Wednesday, February 01, 2012

Eu saio de casa afim de renovar os ares, ver a vida na rua. No alto das 15h37, horário escancarado no relógio - que checo sem muita animação inclinando com esforço a cabeça, antes enfiada no travesseiro, para o lado - tomo a decisão. Preciso que o tempo trabalhe, reorganize minhas impressões, me devolva a serenidade.

Decido então que quanto mais vida melhor, e saio para onde possa admirar a vida acontecendo. Já fora de casa, me inclino sobre um parapeito de onde observo algumas crianças se divertindo. Lindas, falam, correm, sorriem. Nem sabem o bem que me trazem em sua espontaneidade.

Me sento, para ler, se fumasse (e se o prefeito deixasse) acenderia um cigarro, vício companheiro como citaria minha mãe dia desses. As páginas ensolaradas, o livro contagiado pelo dia lindo que se oferece ao meu redor. Sinto seu calor, a grama, quando tiro os sapatos. Por que não me contagio também?

Todos os elementos que me rodeiam parecem querer devolver-me qualquer coisa que se perdeu ontem. Até o livro, esforçado, ocupa minha cabeça em crônicas transbordadas de vida e filosofia (algumas vezes propositalmente botequeira).

Como. O suco de laranja desce minha garganta e é como se eu tivesse pulado de cabeça numa cachoeira em dia de verão. Continuo a leitura, mas por que é que a figura dela, tomando esse mesmo suco outro dia, segurando o copo com as pontas dos dedos das duas mãos se confunde às linhas?

Quando me propus a arriscar-me assim, me expor dessa forma, só para viver intensamente, imaginava o tamanho da queda. Beijei beijos que desabaram sem medo em pélagos profundos, como sugeriu Baudelaire. Ou dei pra sonhar, rompi com o mundo, queimei meus navios, como canta Chico Buarque. Eu sabia que a queda seria certa, irremediavelmente dolorosa. Que as lembranças seriam angustiantes. Mesmo assim, mesmo assim eu aceitei os termos.
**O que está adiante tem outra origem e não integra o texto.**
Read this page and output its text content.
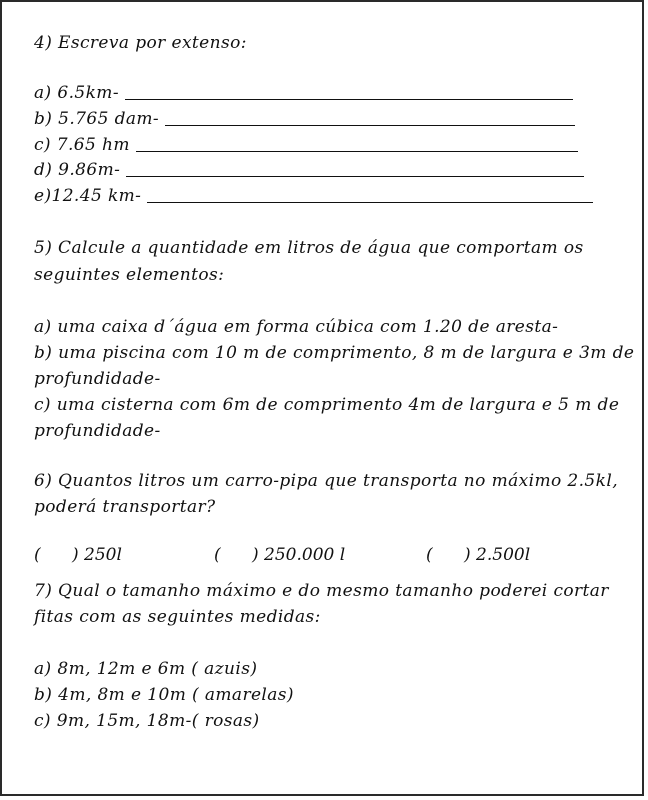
4) Escreva por extenso:
a) 6.5km-
b) 5.765 dam-
c) 7.65 hm
d) 9.86m-
e)12.45 km-
5) Calcule a quantidade em litros de água que comportam os
seguintes elementos:
a) uma caixa d´água em forma cúbica com 1.20 de aresta-
b) uma piscina com 10 m de comprimento, 8 m de largura e 3m de
profundidade-
c) uma cisterna com 6m de comprimento 4m de largura e 5 m de
profundidade-
6) Quantos litros um carro-pipa que transporta no máximo 2.5kl,
poderá transportar?
( ) 250l	( ) 250.000 l	( ) 2.500l
7) Qual o tamanho máximo e do mesmo tamanho poderei cortar
fitas com as seguintes medidas:
a) 8m, 12m e 6m ( azuis)
b) 4m, 8m e 10m ( amarelas)
c) 9m, 15m, 18m-( rosas)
Estava tudo lá, escancarado, clarinho clarinho. Cláusula em letras garrafais garantindo o meu sofrimento. Mas, se as citações ainda são bem vindas por aqui, empresto as palavras de Ferreira Gullar e afirmo que da mesma forma que me abri para a alegria, que dela fui ao fundo, abro-me agora para o sofrimento, seu avesso ardente e fruto dela. E completo: a vida só consome o que alimenta.